Each spikelet has one or more florets. The spikelets are further grouped into panicles or spikes. The part of the spikelet that bears the florets is called the rachilla.

==In grasses==
In Poaceae, the grass family, a spikelet consists of two (or sometimes fewer) bracts at the base, called glumes, followed by one or more florets. A floret consists of the flower (consisting of an ovary, two stigmas, and three anthers) surrounded by two bracts, one external (the lemma) and one internal (the palea). The perianth is reduced to two scales, called lodicules, that expand and contract to spread the lemma and palea; these are generally interpreted to be modified sepals. When threshed, the lemma and palea of most species of oat stay bonded to the seed.

The flowers are usually hermaphroditic — maize being an important exception — and mainly anemophilous or wind-pollinated, although insects occasionally play a role. The market grade of an oat crop is based on the color of the lemma, whether it be white, gray, yellow, brown, black, or red.

===Lemma===

Lemma is a phytomorphological term referring to a part of the spikelet. It is the lowermost of two chaff-like bracts enclosing the grass floret. The lemma often bears a long bristle called an awn, and may be similar in form to the glumes, which are chaffy bracts at the base of each spikelet. It is usually interpreted as a bract but it has also been interpreted as one remnant (the abaxial) of the three members of outer perianth whorl (the palea may represent the other two members, having been joined together).

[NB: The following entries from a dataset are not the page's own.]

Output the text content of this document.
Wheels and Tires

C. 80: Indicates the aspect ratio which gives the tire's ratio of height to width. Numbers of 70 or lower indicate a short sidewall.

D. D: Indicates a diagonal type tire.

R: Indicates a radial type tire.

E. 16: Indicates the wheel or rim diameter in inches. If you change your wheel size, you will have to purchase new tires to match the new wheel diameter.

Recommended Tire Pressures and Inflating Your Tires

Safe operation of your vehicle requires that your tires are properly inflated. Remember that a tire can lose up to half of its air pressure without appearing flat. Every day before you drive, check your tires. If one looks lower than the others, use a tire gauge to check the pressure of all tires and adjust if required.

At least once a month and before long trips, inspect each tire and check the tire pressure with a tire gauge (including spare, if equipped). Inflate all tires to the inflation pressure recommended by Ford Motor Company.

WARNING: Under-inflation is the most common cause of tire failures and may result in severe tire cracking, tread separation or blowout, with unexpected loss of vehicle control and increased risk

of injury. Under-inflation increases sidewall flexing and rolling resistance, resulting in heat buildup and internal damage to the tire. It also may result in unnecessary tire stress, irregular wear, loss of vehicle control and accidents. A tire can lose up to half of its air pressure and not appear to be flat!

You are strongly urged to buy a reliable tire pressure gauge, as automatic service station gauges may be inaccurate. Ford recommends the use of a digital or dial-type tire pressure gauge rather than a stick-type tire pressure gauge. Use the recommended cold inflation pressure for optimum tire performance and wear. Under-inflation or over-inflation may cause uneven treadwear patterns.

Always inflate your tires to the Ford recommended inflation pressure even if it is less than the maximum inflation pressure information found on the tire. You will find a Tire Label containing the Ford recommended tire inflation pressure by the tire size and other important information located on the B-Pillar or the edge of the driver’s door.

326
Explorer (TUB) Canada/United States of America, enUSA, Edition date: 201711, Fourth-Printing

The lemmas' shape, their number of veins, whether they are awned or not, and the presence or absence of hairs are particularly important characters in grass taxonomy.

===Palea===

Palea, in Poaceae, refers to one of the bract-like organs in the spikelet.

The palea is the uppermost of the two chaff-like bracts that enclose the grass floret (the other being the lemma). It is often cleft at the tip, implying that it may be a double structure derived from the union of two separate organs. This has led to suggestions that it may be what remains of the grass sepals (outer perianth whorl): specifically the two adaxial members of the three membered whorl typical of monocots. The third member may be absent or it may be represented by the lemma, according to different botanical interpretations.

The perianth interpretation of the palea is supported by the expression of MADS-box genes in this organ during development, as is the case in sepals of eudicot plants.

===Lodicule===
A lodicule is the structure that consists of between one and three small scales at the base of the ovary in a grass flower that represent the corolla, believed to be a rudimentary perianth. The swelling of the lodicules forces apart the flower's bracts, exposing the flower's reproductive organs.